Dans cet extrait, « Nous » désigne le gouvernement du Yukon.
Ce témoignage confirme le solide appui que reçoit le Yukon du Bureau du vérificateur général et la nécessité de ne rien modifier dans la loi. J’espère qu’il convainc mes collègues d’adopter la motion concernant le recours aux services du Bureau du vérificateur général du Canada.
Honorables sénateurs, il va sans dire que j’appuie l’adoption de cette motion. J’ose espérer que les explications que j’ai données concernant les dispositions sur le Yukon justifient en partie la nécessité de les conserver dans la loi. Je vous remercie de votre compréhension et du temps et de l’attention que vous m’avez accordés. Je suis impatient de voir l’adoption de cette motion.
Merci. Mahsi’cho. Gùnáłchîsh.
Honorables sénateurs, je prends la parole aujourd’hui au nom du Groupe des sénateurs canadiens, dont je fais partie. Nous avons, au sujet de la motion annuelle concernant la Loi sur l’abrogation des lois, plusieurs préoccupations qui touchent, selon nous, au fondement même de notre devoir de sénateurs, selon lequel il nous incombe de protéger les droits du Parlement et de voir à ce que le gouvernement rende des comptes au pouvoir législatif.

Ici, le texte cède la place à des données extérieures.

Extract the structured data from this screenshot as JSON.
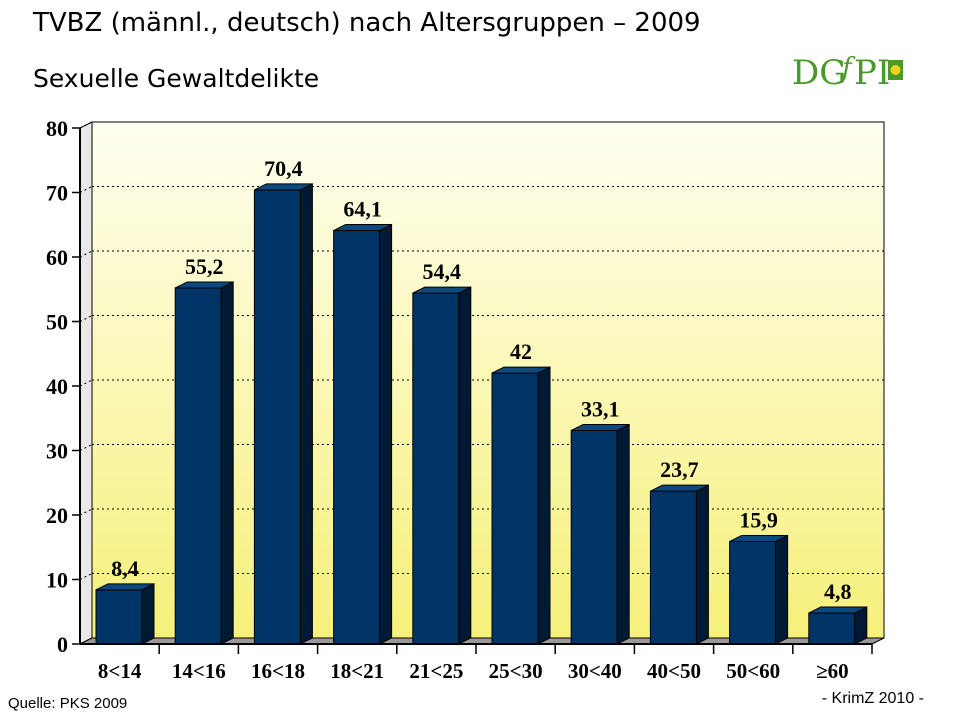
{
  "title": "TVBZ (männl., deutsch) nach Altersgruppen – 2009",
  "subtitle": "Sexuelle Gewaltdelikte",
  "logo_text": "DGfPI",
  "source_label": "Quelle:",
  "source_value": "PKS 2009",
  "footer_right": "- KrimZ 2010 -",
  "colors": {
    "bar_front": "#003366",
    "bar_side": "#001a33",
    "bar_top": "#0a4a80",
    "plot_top": "#fffff2",
    "plot_bottom": "#f6f07a",
    "logo_green": "#4a9a2a",
    "logo_yellow": "#f2d21a"
  },
  "chart_data": {
    "type": "bar",
    "title": "Sexuelle Gewaltdelikte",
    "xlabel": "",
    "ylabel": "",
    "categories": [
      "8<14",
      "14<16",
      "16<18",
      "18<21",
      "21<25",
      "25<30",
      "30<40",
      "40<50",
      "50<60",
      "≥60"
    ],
    "values": [
      8.4,
      55.2,
      70.4,
      64.1,
      54.4,
      42,
      33.1,
      23.7,
      15.9,
      4.8
    ],
    "value_labels": [
      "8,4",
      "55,2",
      "70,4",
      "64,1",
      "54,4",
      "42",
      "33,1",
      "23,7",
      "15,9",
      "4,8"
    ],
    "ylim": [
      0,
      80
    ],
    "yticks": [
      0,
      10,
      20,
      30,
      40,
      50,
      60,
      70,
      80
    ],
    "grid": "horizontal dotted",
    "three_d": true,
    "legend": "none"
  }
}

La Loi sur l’abrogation des lois est une initiative du Sénat. Le regretté Tommy Banks, alors sénateur, dirigeait cette initiative à l’origine. Chaque année, le Parlement adopte des mesures législatives dont la date d’entrée en vigueur est laissée à la discrétion du gouvernement. On procède ainsi parce que, comme on le sait, le gouvernement doit parfois élaborer des règlements connexes ou terminer les consultations auprès des intervenants. Qu’arrive-t-il, toutefois, si un gouvernement ne fait pas entrer en vigueur une loi ou certaines dispositions?

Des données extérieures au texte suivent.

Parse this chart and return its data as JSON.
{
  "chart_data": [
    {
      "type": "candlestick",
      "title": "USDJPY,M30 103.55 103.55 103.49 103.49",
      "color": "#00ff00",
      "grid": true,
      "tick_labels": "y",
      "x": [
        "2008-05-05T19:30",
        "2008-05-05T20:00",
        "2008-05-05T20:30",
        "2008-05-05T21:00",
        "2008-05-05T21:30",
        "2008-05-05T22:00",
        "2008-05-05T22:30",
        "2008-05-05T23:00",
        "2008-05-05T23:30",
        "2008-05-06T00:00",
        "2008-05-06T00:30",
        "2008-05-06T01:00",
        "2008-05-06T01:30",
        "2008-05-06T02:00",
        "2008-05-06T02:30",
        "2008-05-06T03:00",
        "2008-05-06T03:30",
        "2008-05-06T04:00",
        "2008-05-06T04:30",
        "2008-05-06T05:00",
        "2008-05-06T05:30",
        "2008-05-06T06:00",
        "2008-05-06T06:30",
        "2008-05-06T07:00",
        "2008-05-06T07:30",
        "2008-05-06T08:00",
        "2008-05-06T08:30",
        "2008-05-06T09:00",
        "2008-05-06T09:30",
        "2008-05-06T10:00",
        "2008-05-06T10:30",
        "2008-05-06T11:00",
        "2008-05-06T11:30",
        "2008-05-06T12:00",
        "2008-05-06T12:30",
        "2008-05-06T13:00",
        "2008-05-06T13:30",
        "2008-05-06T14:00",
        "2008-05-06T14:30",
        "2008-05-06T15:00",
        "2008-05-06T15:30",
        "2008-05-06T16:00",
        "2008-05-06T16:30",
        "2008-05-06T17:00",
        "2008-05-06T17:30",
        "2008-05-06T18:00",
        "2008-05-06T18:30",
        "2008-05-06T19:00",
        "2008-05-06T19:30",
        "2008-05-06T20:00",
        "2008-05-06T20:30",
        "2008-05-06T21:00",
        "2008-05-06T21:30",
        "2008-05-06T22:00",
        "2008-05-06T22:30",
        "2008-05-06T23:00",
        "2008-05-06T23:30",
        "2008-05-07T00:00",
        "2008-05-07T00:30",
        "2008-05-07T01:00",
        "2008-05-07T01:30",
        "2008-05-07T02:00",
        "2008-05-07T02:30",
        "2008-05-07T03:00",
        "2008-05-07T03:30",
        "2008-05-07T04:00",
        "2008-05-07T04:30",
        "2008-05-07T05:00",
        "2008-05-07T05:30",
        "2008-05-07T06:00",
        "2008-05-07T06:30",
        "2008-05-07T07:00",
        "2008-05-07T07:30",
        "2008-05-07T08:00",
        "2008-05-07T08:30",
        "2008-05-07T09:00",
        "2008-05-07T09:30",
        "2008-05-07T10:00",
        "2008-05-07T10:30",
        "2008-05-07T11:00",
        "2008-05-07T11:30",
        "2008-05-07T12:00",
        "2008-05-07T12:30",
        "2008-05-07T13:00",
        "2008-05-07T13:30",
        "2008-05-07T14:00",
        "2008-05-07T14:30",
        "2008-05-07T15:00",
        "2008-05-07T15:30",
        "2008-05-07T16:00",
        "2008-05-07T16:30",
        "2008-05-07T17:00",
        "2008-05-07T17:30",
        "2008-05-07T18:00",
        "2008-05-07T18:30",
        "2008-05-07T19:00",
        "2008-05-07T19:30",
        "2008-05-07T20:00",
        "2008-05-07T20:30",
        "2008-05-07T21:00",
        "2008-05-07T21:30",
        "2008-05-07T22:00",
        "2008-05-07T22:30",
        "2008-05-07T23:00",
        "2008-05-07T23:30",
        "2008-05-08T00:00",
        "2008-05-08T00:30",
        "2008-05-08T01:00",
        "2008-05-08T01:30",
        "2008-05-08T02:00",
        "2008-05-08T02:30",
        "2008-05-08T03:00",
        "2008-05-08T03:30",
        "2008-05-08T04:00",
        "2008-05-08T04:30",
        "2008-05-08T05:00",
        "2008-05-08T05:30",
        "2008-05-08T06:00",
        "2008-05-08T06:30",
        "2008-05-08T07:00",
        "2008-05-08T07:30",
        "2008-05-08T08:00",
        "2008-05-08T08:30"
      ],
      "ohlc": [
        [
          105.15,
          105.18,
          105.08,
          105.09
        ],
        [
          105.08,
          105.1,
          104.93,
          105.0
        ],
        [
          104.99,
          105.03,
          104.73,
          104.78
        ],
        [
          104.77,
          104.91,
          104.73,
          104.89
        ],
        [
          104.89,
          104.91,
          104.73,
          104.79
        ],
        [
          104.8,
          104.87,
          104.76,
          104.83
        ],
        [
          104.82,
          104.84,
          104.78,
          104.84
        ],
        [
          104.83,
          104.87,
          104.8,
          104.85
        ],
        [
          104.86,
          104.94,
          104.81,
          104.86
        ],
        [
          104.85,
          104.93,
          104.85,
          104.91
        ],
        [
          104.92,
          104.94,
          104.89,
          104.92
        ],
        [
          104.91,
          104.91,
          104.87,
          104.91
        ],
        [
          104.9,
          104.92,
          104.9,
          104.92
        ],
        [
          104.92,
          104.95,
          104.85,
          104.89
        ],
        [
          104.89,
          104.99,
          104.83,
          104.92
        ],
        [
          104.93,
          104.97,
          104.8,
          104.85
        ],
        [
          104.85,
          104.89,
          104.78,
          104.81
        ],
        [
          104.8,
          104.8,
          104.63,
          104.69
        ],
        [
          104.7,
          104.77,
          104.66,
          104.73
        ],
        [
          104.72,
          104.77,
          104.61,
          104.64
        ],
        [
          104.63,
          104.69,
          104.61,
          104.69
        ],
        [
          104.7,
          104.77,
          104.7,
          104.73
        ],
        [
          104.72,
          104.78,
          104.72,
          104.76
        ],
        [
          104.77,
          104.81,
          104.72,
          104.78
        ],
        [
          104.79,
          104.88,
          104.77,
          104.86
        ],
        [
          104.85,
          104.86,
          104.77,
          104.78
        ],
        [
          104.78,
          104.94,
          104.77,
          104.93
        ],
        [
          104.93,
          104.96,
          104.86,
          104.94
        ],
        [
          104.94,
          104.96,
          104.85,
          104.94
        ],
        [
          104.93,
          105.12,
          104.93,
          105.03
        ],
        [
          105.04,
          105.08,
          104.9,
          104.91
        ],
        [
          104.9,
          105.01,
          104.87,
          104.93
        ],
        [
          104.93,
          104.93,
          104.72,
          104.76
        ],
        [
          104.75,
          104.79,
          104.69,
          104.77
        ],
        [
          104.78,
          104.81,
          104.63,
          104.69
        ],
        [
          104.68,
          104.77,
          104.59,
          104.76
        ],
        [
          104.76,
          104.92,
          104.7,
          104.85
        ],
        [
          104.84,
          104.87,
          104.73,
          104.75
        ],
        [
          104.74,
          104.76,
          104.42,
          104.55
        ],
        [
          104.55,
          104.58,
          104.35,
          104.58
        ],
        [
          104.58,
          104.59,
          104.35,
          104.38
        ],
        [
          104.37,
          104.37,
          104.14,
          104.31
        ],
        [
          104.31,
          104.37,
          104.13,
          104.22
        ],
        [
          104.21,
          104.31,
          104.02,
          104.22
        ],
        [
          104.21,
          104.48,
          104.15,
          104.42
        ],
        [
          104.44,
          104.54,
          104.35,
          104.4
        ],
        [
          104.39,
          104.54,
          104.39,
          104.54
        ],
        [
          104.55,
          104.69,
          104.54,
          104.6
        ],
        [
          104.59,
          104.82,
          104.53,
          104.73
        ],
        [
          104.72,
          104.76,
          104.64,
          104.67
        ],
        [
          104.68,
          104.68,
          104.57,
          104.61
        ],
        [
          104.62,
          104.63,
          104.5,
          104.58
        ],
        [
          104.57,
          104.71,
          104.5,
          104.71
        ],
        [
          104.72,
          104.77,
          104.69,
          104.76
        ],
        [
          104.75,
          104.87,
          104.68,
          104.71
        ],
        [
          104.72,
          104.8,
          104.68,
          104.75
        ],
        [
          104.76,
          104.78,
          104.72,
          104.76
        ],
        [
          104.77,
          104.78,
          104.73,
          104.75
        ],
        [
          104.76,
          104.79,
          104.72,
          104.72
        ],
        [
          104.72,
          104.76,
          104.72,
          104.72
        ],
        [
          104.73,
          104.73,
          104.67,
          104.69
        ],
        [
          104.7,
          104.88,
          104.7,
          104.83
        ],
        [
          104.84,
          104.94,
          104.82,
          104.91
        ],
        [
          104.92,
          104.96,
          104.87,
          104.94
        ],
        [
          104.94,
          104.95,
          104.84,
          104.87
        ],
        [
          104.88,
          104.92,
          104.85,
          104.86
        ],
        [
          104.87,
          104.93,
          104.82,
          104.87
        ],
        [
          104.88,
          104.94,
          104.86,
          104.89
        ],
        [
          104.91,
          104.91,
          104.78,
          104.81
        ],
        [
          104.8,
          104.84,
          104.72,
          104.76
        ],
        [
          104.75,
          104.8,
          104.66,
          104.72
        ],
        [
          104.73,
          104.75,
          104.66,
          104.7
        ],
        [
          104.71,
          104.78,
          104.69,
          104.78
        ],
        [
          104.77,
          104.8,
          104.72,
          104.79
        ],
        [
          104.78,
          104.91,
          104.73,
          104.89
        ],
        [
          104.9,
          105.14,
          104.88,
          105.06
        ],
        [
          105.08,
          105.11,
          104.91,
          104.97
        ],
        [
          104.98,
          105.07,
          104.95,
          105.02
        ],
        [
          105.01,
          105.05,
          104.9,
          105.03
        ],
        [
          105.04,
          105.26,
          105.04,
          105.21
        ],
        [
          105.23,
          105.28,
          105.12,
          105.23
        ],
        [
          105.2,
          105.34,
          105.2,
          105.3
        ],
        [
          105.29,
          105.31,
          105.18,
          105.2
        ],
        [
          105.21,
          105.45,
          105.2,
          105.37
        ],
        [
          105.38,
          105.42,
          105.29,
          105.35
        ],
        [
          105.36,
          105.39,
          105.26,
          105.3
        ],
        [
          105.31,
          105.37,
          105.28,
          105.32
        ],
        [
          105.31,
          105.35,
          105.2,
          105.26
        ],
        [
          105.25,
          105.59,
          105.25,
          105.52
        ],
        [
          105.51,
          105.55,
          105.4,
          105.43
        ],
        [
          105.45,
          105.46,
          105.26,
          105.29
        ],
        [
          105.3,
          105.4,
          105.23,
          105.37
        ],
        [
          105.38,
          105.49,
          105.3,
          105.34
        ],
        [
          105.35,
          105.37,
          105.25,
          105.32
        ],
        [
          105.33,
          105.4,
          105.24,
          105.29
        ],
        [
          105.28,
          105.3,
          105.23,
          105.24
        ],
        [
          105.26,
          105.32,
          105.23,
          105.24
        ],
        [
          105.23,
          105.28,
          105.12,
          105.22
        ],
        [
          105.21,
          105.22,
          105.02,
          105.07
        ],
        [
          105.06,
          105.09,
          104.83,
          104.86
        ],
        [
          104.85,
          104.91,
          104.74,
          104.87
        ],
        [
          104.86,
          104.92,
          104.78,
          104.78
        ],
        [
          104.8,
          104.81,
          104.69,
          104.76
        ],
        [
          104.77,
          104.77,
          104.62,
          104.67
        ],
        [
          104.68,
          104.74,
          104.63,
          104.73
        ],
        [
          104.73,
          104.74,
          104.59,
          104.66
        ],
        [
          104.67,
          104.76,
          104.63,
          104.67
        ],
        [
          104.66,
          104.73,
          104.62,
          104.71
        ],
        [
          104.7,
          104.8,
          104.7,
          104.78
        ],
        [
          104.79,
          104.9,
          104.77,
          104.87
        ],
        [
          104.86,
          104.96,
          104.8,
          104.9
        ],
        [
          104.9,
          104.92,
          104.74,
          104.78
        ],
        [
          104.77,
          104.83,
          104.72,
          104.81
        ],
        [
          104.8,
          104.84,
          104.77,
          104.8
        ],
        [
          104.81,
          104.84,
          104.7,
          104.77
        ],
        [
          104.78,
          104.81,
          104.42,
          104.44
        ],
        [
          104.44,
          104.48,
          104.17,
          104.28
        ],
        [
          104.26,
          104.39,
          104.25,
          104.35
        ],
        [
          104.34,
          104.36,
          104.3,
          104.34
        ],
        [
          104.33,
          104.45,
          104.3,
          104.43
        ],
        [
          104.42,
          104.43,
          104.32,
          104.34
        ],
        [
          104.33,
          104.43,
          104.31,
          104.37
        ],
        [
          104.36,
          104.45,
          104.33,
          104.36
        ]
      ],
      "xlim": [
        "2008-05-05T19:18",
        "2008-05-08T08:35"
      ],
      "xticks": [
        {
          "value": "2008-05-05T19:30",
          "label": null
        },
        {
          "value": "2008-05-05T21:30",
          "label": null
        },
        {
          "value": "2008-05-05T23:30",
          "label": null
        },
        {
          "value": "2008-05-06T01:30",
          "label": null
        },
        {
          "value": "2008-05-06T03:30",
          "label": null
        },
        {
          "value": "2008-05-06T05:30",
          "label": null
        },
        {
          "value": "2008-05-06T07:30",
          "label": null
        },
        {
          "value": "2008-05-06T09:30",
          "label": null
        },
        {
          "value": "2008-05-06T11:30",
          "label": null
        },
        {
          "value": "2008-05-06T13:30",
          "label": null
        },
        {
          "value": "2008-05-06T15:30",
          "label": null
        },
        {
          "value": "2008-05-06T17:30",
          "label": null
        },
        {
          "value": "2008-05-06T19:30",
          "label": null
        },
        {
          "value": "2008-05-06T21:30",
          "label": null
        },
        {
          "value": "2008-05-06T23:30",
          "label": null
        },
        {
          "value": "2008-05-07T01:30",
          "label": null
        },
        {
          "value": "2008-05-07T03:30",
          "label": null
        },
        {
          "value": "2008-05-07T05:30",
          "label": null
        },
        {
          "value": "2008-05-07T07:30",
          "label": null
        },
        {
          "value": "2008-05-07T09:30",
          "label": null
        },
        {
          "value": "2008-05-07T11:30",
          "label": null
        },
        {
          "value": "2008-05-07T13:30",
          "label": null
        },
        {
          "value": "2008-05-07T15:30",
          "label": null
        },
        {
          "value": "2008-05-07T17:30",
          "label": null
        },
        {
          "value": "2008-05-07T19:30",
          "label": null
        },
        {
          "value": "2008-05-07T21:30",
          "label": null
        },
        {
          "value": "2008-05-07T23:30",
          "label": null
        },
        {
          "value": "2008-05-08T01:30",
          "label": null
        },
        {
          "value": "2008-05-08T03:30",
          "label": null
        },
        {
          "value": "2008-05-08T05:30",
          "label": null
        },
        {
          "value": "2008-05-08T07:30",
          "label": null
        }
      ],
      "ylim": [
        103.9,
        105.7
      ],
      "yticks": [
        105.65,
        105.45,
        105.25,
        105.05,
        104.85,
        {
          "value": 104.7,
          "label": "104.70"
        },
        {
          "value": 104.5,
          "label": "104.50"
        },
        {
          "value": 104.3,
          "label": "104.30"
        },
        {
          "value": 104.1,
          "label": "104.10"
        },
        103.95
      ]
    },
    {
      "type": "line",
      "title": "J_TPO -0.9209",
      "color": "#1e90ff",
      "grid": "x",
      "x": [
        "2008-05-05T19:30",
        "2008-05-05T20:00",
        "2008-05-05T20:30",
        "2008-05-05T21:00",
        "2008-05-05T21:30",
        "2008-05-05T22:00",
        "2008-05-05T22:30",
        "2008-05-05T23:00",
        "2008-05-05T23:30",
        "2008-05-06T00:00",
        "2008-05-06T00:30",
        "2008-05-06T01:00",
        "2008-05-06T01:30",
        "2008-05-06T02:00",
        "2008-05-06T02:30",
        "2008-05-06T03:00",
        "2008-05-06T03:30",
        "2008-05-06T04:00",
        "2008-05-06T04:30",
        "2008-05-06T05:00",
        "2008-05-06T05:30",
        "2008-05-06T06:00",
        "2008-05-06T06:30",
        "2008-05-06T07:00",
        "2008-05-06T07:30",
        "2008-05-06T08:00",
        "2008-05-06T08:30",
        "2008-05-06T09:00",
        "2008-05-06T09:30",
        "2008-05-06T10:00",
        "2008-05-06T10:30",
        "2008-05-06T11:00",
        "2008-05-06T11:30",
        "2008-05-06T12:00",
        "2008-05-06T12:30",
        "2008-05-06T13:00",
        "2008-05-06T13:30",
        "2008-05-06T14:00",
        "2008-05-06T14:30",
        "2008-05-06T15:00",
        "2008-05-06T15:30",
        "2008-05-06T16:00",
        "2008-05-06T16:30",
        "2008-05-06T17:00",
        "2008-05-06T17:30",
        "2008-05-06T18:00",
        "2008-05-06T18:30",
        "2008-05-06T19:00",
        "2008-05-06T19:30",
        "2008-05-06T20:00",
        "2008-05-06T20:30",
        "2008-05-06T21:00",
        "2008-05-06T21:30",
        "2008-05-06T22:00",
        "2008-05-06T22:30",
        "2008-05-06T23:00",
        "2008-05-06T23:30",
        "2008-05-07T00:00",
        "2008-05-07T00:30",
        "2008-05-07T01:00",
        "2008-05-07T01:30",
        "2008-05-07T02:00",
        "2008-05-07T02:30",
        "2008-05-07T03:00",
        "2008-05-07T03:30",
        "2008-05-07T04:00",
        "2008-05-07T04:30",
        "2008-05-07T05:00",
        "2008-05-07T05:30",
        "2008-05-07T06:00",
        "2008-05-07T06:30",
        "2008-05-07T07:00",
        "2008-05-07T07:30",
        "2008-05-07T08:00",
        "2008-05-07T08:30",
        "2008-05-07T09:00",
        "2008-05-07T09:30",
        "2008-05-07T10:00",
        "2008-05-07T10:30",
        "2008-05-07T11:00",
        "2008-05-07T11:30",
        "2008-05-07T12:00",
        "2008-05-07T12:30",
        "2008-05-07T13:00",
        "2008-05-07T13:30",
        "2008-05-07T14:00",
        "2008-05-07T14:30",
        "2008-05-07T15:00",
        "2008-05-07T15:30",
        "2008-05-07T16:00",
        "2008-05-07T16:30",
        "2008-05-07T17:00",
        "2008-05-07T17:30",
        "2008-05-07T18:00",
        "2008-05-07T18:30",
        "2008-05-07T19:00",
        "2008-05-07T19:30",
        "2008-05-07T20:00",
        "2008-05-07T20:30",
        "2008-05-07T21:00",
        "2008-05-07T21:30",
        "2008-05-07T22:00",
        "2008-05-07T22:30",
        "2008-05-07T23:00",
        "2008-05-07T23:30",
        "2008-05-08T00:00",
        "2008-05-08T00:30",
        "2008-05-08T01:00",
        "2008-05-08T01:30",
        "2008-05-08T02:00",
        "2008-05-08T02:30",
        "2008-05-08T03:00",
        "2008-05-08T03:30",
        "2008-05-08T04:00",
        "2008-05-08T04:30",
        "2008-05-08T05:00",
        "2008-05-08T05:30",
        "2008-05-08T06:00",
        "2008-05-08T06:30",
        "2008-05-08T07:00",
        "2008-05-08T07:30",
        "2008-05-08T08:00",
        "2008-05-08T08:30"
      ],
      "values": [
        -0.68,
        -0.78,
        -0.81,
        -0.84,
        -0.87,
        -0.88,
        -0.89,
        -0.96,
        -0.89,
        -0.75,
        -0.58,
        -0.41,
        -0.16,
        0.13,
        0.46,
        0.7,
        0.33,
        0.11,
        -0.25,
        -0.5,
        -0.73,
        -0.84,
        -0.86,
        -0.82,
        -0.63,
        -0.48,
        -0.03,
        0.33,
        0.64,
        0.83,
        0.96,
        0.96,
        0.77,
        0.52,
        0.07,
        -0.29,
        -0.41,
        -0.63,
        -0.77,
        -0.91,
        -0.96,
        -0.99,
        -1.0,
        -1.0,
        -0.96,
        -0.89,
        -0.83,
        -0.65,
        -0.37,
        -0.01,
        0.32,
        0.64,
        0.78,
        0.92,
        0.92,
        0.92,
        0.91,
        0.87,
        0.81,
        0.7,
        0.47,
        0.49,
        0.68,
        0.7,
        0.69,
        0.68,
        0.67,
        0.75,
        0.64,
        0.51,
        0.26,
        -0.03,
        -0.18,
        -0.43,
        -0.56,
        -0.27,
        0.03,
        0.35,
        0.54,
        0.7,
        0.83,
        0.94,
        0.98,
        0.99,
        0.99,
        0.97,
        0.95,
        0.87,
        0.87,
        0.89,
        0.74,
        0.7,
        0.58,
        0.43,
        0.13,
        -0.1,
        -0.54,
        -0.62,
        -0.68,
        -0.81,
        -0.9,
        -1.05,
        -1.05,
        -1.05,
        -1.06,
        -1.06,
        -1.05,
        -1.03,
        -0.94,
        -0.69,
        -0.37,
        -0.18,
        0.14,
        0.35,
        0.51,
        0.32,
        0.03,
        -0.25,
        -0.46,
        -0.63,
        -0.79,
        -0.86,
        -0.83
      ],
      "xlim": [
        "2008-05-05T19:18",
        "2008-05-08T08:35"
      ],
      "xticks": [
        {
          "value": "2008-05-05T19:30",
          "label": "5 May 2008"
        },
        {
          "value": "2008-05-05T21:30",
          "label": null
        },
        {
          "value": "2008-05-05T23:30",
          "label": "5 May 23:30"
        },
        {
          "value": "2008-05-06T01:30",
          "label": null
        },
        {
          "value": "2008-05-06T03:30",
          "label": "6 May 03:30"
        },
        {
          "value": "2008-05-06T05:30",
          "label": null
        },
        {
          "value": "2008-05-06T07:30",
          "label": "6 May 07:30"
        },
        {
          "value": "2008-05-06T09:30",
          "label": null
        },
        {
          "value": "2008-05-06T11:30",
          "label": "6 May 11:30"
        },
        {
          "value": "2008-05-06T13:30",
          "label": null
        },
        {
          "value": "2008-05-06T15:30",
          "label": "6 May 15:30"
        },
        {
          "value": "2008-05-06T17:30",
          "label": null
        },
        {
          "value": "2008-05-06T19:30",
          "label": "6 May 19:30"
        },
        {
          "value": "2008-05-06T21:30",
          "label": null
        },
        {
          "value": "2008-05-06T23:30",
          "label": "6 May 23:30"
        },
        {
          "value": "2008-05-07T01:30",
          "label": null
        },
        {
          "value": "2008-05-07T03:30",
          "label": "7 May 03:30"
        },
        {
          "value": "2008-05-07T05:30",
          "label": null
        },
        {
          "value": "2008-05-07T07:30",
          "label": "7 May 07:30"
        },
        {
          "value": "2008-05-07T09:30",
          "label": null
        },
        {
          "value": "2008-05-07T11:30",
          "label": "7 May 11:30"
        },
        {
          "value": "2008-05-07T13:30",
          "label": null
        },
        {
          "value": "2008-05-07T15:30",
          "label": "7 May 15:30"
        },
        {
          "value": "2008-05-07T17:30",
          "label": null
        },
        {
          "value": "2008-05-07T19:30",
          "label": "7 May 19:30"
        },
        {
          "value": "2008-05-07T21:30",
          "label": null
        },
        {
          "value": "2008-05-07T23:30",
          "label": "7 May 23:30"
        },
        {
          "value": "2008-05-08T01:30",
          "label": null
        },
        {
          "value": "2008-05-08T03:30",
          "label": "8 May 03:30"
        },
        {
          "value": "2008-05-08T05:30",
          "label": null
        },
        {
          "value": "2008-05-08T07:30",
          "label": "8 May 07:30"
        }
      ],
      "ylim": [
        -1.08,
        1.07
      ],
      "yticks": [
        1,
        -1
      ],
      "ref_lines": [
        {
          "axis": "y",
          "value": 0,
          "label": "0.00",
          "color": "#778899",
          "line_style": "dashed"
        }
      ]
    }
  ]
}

Quand le Parlement adopte une loi, ce n’est pas une simple suggestion. Les gouvernements ne peuvent pas décider quelles parties des lois faire entrer en vigueur ni les laisser de côté complètement et indéfiniment. Toutes les mesures législatives qui reçoivent la sanction royale doivent, tôt ou tard, entrer en vigueur ou être abrogées.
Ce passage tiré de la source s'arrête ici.